Nic by się nie wydało gdyby przypadkiem obok cmentarza nie przejeżdżała Agata Brzezińska z wrocławskiej Fundacji Aquila. Organizacja zajmuje się ekologią i sprawami na rzecz ochrony środowiska. Jak stwierdziła pani Brzezińska, korony drzew były źle uformowane i nieprawidłowo przycięte. Na pierwszy rzut oka widać, że robił to ktoś nieprofesjonalny, kto zniszczył piękne jesiony i lipy. 

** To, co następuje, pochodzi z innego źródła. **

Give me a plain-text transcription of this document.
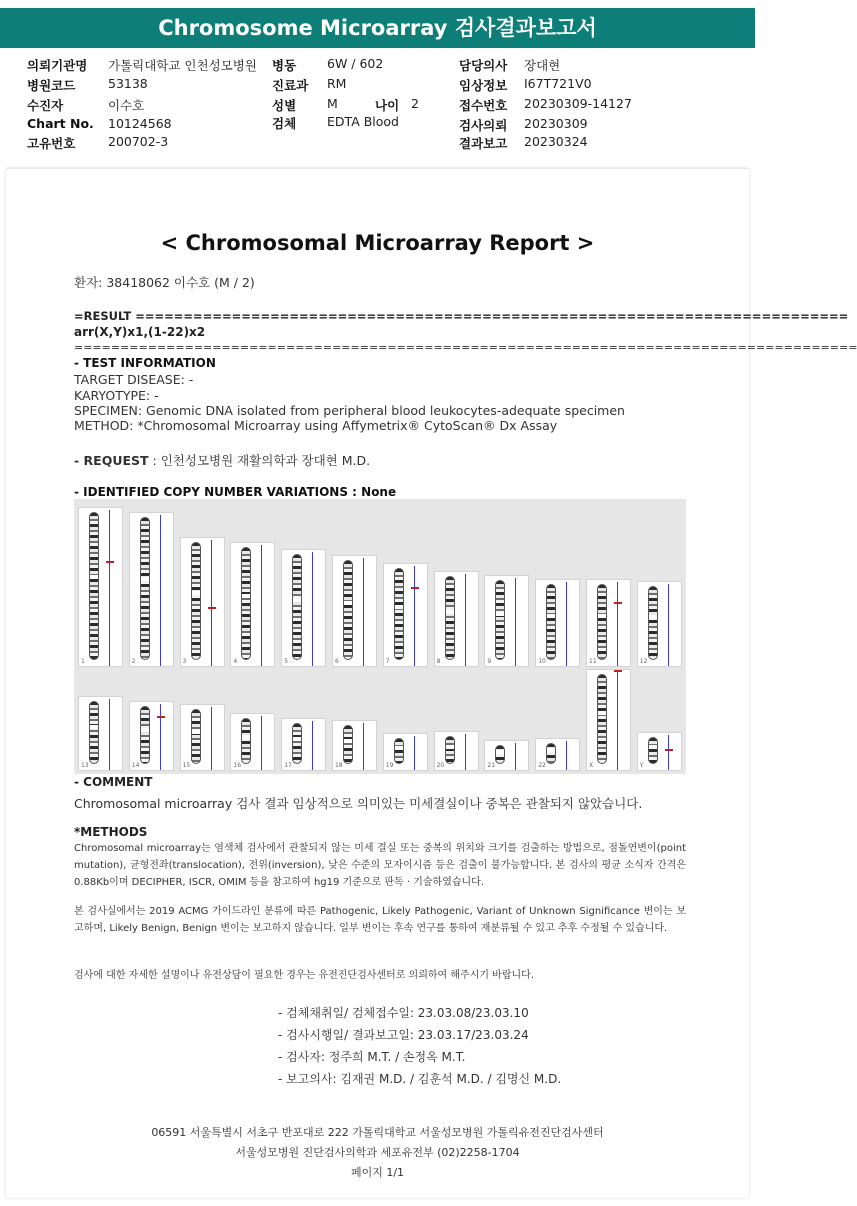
Chromosome Microarray 검사결과보고서
의뢰기관명 가톨릭대학교 인천성모병원
병원코드	53138
수진자	이수호
Chart No. 10124568
고유번호	200702-3
병동 6W / 602
진료과 RM
성별 M	나이 2
검체 EDTA Blood
담당의사 장대현
임상정보 I67T721V0
접수번호 20230309-14127
검사의뢰 20230309
결과보고 20230324
< Chromosomal Microarray Report >
환자: 38418062 이수호 (M / 2)
=RESULT ==========================================================================
arr(X,Y)x1,(1-22)x2
=====================================================================================
- TEST INFORMATION
TARGET DISEASE: -
KARYOTYPE: -
SPECIMEN: Genomic DNA isolated from peripheral blood leukocytes-adequate specimen
METHOD: *Chromosomal Microarray using Affymetrix® CytoScan® Dx Assay
- REQUEST : 인천성모병원 재활의학과 장대현 M.D.
- IDENTIFIED COPY NUMBER VARIATIONS : None
1	2	3	4	5	6	7	8	9	10	11	12
13	14	15	16	17	18	19	20	21	22	X	Y
- COMMENT
Chromosomal microarray 검사 결과 임상적으로 의미있는 미세결실이나 중복은 관찰되지 않았습니다.
*METHODS
Chromosomal microarray는 염색체 검사에서 관찰되지 않는 미세 결실 또는 중복의 위치와 크기를 검출하는 방법으로, 점돌연변이(point mutation), 균형전좌(translocation), 전위(inversion), 낮은 수준의 모자이시즘 등은 검출이 불가능합니다. 본 검사의 평균 소식자 간격은 0.88Kb이며 DECIPHER, ISCR, OMIM 등을 참고하여 hg19 기준으로 판독 · 기술하였습니다.
본 검사실에서는 2019 ACMG 가이드라인 분류에 따른 Pathogenic, Likely Pathogenic, Variant of Unknown Significance 변이는 보고하며, Likely Benign, Benign 변이는 보고하지 않습니다. 일부 변이는 후속 연구를 통하여 재분류될 수 있고 추후 수정될 수 있습니다.
검사에 대한 자세한 설명이나 유전상담이 필요한 경우는 유전진단검사센터로 의뢰하여 해주시기 바랍니다.
- 검체채취일/ 검체접수일: 23.03.08/23.03.10
- 검사시행일/ 결과보고일: 23.03.17/23.03.24
- 검사자: 정주희 M.T. / 손정옥 M.T.
- 보고의사: 김재권 M.D. / 김훈석 M.D. / 김명신 M.D.
06591 서울특별시 서초구 반포대로 222 가톨릭대학교 서울성모병원 가톨릭유전진단검사센터
서울성모병원 진단검사의학과 세포유전부 (02)2258-1704
페이지 1/1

Pani Agata natychmiast zgłosiła sprawę do Urzędu Miasta i Gminy Radków. Urząd przeprowadził ekspertyzę, a następnie nałożył najmniej możliwą karę, czyli 23 tysiące złotych. Jak twierdzi burmistrz Radkowa:

“Wzięliśmy pod uwagę m.in. to, że sprawa nie dotyczy bezpośrednio nowego księdza, bo to sprawa z czasów poprzedniego proboszcza, którego już nie ma i patrzyliśmy też na jego możliwości finansowe.”

Problemem zajmuje się nowy proboszcz

Rzeczywiście za wycinkę odpowiedzialny był poprzedni ksiądz Włodzimierz Dmitrów. W lipcu jego miejsce przejął ks. Gabriel Horowski. Kara została nałożona na całą parafię, czyli na właściciela ziem. Całą kwotę musi spłacić nowy ksiądz, który jest tą sprawą zakłopotany. Dopiero co objął urząd, a musi się zmierzyć z tak dużym problemem. Ma nadzieję, że pomoże mu kuria, ponieważ z księdzem Włodzimierzem trudno się skontaktować. Jeśli nie znajdzie się żadne rozwiązanie, ksiądz Horowski obiecał zapłacić całą karę. 

Miejmy nadzieję, że korony jesionów i lip odrosną, a drzewa nie umrą.